I've personally taken DHEA and I can confirm that it improves libido, energy and helps to maintain weight, but it also causes norwooding, without some anti-shedding agent. Since taking DHEA and finasteride at the same time is retarted, I recommend topilutamide / Eucapil. One of derivatives of DHEA is 7-keto-DHEA which is an anticortisol.
I can confirm that cabergoline increases libido, especially in conjunction with androgens.
I've also taken adrenosterone, which is a precursor to 11-keto-testosterone and 11-keto-DHEA, that do not convert to estrogen.
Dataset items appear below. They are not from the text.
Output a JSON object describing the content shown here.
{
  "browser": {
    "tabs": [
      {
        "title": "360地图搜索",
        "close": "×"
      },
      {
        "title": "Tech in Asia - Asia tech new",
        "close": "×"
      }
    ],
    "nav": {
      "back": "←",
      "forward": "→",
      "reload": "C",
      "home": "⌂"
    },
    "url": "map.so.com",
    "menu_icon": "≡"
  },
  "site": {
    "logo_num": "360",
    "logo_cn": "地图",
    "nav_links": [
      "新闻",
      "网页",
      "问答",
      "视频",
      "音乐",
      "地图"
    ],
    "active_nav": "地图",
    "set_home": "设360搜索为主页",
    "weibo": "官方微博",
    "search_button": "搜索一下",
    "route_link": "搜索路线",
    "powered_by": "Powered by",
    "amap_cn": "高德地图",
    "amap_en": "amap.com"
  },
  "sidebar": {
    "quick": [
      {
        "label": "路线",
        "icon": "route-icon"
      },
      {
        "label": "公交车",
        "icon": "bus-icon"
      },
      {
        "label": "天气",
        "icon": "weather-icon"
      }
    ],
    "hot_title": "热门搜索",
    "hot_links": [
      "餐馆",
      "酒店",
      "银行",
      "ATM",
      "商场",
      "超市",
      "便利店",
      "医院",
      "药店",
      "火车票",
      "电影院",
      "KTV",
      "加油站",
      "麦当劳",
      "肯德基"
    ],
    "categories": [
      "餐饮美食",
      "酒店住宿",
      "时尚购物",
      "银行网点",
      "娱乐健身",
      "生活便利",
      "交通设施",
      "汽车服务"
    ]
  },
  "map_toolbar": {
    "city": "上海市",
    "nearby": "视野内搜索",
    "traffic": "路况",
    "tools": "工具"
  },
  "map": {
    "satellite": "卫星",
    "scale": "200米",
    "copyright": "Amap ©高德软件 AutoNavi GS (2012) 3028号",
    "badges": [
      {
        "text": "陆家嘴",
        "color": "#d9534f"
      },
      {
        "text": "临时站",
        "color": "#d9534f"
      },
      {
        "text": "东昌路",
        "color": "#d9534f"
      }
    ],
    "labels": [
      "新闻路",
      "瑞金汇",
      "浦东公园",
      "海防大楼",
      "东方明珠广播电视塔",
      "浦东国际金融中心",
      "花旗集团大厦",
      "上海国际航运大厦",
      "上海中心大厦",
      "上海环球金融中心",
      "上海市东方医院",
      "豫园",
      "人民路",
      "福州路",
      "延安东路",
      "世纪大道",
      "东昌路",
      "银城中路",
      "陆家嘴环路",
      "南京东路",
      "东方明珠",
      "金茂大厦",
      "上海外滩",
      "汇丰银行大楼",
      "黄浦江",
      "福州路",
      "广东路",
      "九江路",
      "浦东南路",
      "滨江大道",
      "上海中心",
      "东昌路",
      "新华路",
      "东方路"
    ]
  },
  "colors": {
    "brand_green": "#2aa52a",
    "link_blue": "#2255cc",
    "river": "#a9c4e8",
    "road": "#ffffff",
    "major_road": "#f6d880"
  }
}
The conversion of adrenosterone to 11-keto-T inhibits conversion of cortisone to cortisol, so it is a good anticortisol too.
I want to see what happens when I take metformin and T3. Metformin cures POS, so it might cure balding, since the underlying reasons are similar. T3 increases SHBG and burns fat which decreases estrogen, and that gives you benefits of high SHBG without high E, and also high total androgens together with low free androgens.
TLDR: take DHEA, adrenosterone, cabergoline, metformin and T3.